Ants can spend up to a month in their ant pupa form before they emerge as an adult ant. 

This is the final stage of metamorphosis, and it takes place inside an ant’s cell that has been prepared by worker ants. The ant will spin itself a cocoon from silk produced by its salivary glands during this period, where it will stay until adulthood.

Nutrition in Ant Eggs

Ant eggs are about 70% ant fat. Ants have the highest fat content of any insect, which is why ant bodies are so small but can still do so much work. 

The ant’s body consists mostly of a stomach and an intestine with little muscle or bone tissue. This means that they need lots of food to survive since they burn energy at such a high rate.

lone red ant with egg

How Do You Kill Ant Eggs?

Ant eggs are more difficult to kill than ant larvae. The ant eggs of some species can be killed by boiling them in water, but this is not an effective method for the ants that build their nests underground or inside trees. 

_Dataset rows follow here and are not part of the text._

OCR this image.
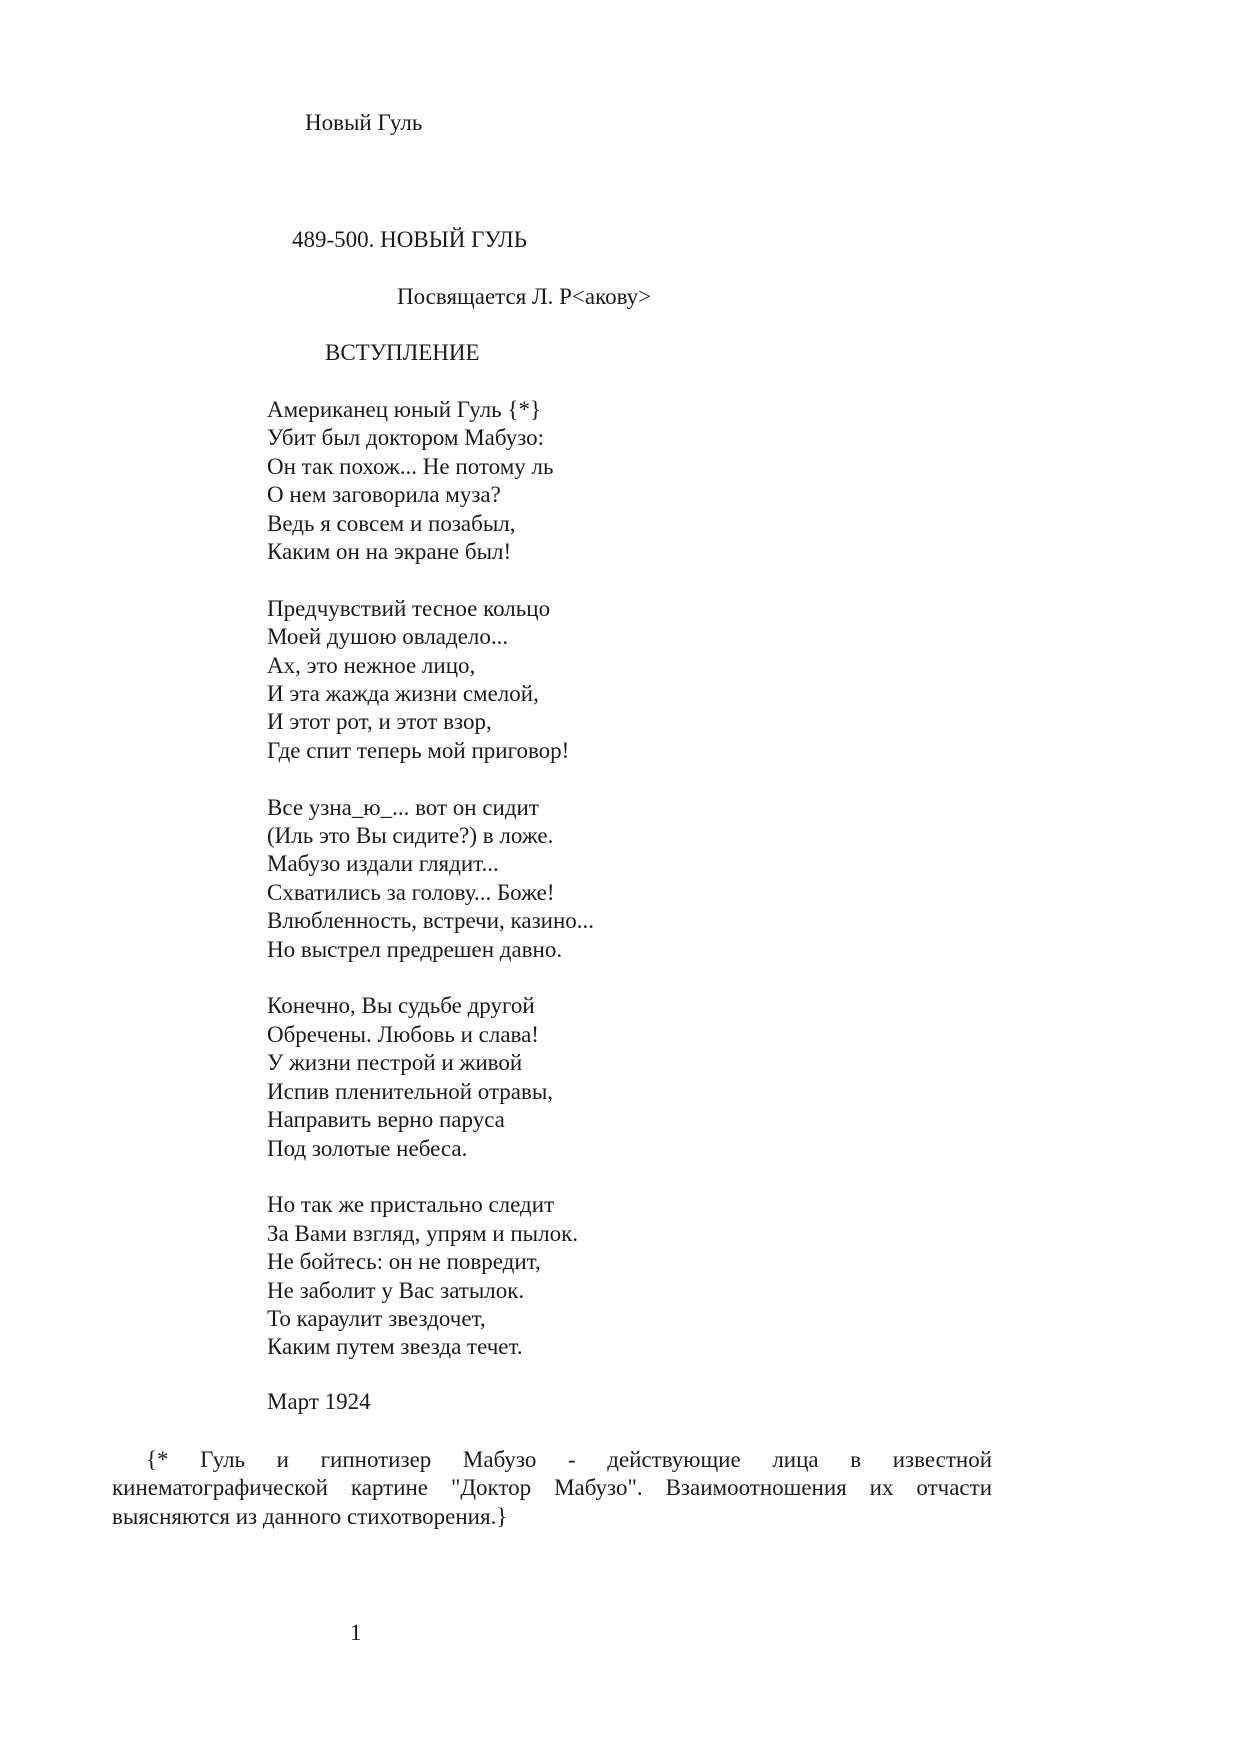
Новый Гуль
489-500. НОВЫЙ ГУЛЬ
Посвящается Л. Р<акову>
ВСТУПЛЕНИЕ
Американец юный Гуль {*}
Убит был доктором Мабузо:
Он так похож... Не потому ль
О нем заговорила муза?
Ведь я совсем и позабыл,
Каким он на экране был!
Предчувствий тесное кольцо
Моей душою овладело...
Ах, это нежное лицо,
И эта жажда жизни смелой,
И этот рот, и этот взор,
Где спит теперь мой приговор!
Все узна_ю_... вот он сидит
(Иль это Вы сидите?) в ложе.
Мабузо издали глядит...
Схватились за голову... Боже!
Влюбленность, встречи, казино...
Но выстрел предрешен давно.
Конечно, Вы судьбе другой
Обречены. Любовь и слава!
У жизни пестрой и живой
Испив пленительной отравы,
Направить верно паруса
Под золотые небеса.
Но так же пристально следит
За Вами взгляд, упрям и пылок.
Не бойтесь: он не повредит,
Не заболит у Вас затылок.
То караулит звездочет,
Каким путем звезда течет.
Март 1924
{* Гуль и гипнотизер Мабузо - действующие лица в известной
кинематографической картине "Доктор Мабузо". Взаимоотношения их отчасти
выясняются из данного стихотворения.}
1
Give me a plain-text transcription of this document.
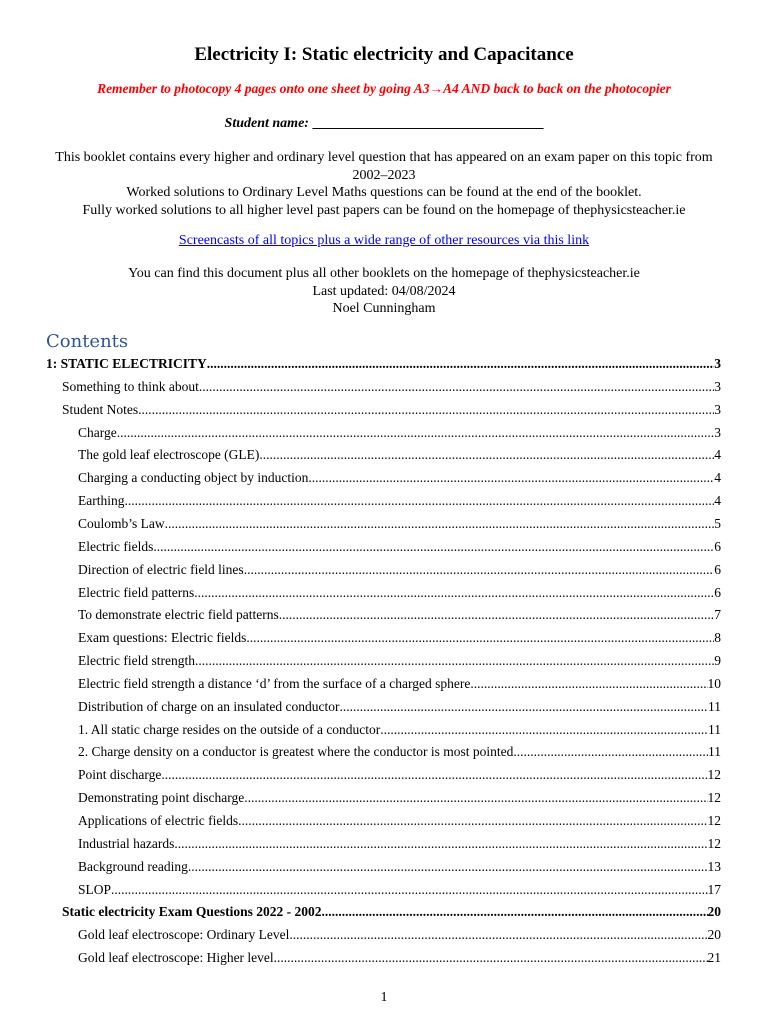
Electricity I: Static electricity and Capacitance
Remember to photocopy 4 pages onto one sheet by going A3→A4 AND back to back on the photocopier
Student name: _________________________________

This booklet contains every higher and ordinary level question that has appeared on an exam paper on this topic from 2002–2023

Worked solutions to Ordinary Level Maths questions can be found at the end of the booklet.

Fully worked solutions to all higher level past papers can be found on the homepage of thephysicsteacher.ie

Screencasts of all topics plus a wide range of other resources via this link

You can find this document plus all other booklets on the homepage of thephysicsteacher.ie

Last updated: 04/08/2024

Noel Cunningham

Contents
1: STATIC ELECTRICITY .....	3
Something to think about .....	3
Student Notes .....	3
Charge .....	3
The gold leaf electroscope (GLE) .....	4
Charging a conducting object by induction .....	4
Earthing .....	4
Coulomb’s Law .....	5
Electric fields .....	6
Direction of electric field lines .....	6
Electric field patterns .....	6
To demonstrate electric field patterns .....	7
Exam questions: Electric fields .....	8
Electric field strength .....	9
Electric field strength a distance ‘d’ from the surface of a charged sphere .....	10
Distribution of charge on an insulated conductor .....	11
1. All static charge resides on the outside of a conductor .....	11
2. Charge density on a conductor is greatest where the conductor is most pointed .....	11
Point discharge .....	12
Demonstrating point discharge .....	12
Applications of electric fields .....	12
Industrial hazards .....	12
Background reading .....	13
SLOP .....	17
Static electricity Exam Questions 2022 - 2002 .....	20
Gold leaf electroscope: Ordinary Level .....	20
Gold leaf electroscope: Higher level .....	21
1
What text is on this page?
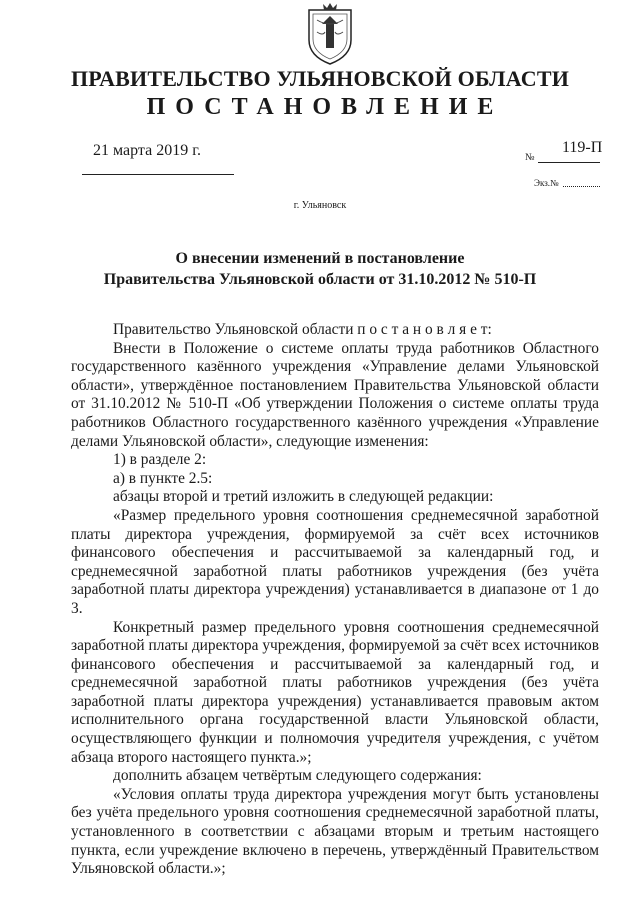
ПРАВИТЕЛЬСТВО УЛЬЯНОВСКОЙ ОБЛАСТИ
ПОСТАНОВЛЕНИЕ
21 марта 2019 г.	119-П
№
Экз.№
г. Ульяновск
О внесении изменений в постановление
Правительства Ульяновской области от 31.10.2012 № 510-П

Правительство Ульяновской области п о с т а н о в л я е т:

Внести в Положение о системе оплаты труда работников Областного государственного казённого учреждения «Управление делами Ульяновской области», утверждённое постановлением Правительства Ульяновской области от 31.10.2012 № 510-П «Об утверждении Положения о системе оплаты труда работников Областного государственного казённого учреждения «Управление делами Ульяновской области», следующие изменения:

1) в разделе 2:

а) в пункте 2.5:

абзацы второй и третий изложить в следующей редакции:

«Размер предельного уровня соотношения среднемесячной заработной платы директора учреждения, формируемой за счёт всех источников финансового обеспечения и рассчитываемой за календарный год, и среднемесячной заработной платы работников учреждения (без учёта заработной платы директора учреждения) устанавливается в диапазоне от 1 до 3.

Конкретный размер предельного уровня соотношения среднемесячной заработной платы директора учреждения, формируемой за счёт всех источников финансового обеспечения и рассчитываемой за календарный год, и среднемесячной заработной платы работников учреждения (без учёта заработной платы директора учреждения) устанавливается правовым актом исполнительного органа государственной власти Ульяновской области, осуществляющего функции и полномочия учредителя учреждения, с учётом абзаца второго настоящего пункта.»;

дополнить абзацем четвёртым следующего содержания:

«Условия оплаты труда директора учреждения могут быть установлены без учёта предельного уровня соотношения среднемесячной заработной платы, установленного в соответствии с абзацами вторым и третьим настоящего пункта, если учреждение включено в перечень, утверждённый Правительством Ульяновской области.»;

You will need to use a pesticide kit if you want to destroy ant eggs completely. Ants lay their egg sacs on top of the soil, so it might help you out if you dig up all your garden and put down new soil which has been treated with pyridaben, diazinon, or propoxur (all pesticides). 

If there is already an ant queen living near your house, then she will quickly start laying her own ant colonies once her existing colony dies off.

How Does Ant Reproduce?

Ants only need a queen to reproduce. She takes care of the entire process (after the initial nuptial flight).

After she’s established her new colony, the workers will take care of almost everything. The Queen only has to focus on expanding the colony and adding new workers to the workforce.

Read more about how ants reproduce here.

Where Do Ants Lay Their Eggs?

Ants lay their eggs in ant nests. The ant nest is a home for ants and where they keep their ant larvae–the ant’s babies that hatch from eggs!

ant egg carried by multiple worker ants

How Long Does It Take for an Ant Egg to Hatch?

Ant eggs typically take around 12 days to hatch [1]. However, ant eggs have been known to stay dormant for up to thirty-five years before hatching! Ants are so resilient and the gestation period is a perfect example of that. Some species even produce ant eggs without fertilization from males by parthenogenesis. These ant eggs will only be able to create female ants – but they can do it on their own!

About Teodoro Pittman

Teodoro is a nature and animal lover. He specifically focuses on insects, such as ants, bees, and the like. In his free time, he takes care of his own ant farm, where he analyzes their behavior. Teodoro has spent the last 7 years studying the intricate behavior of these small creatures.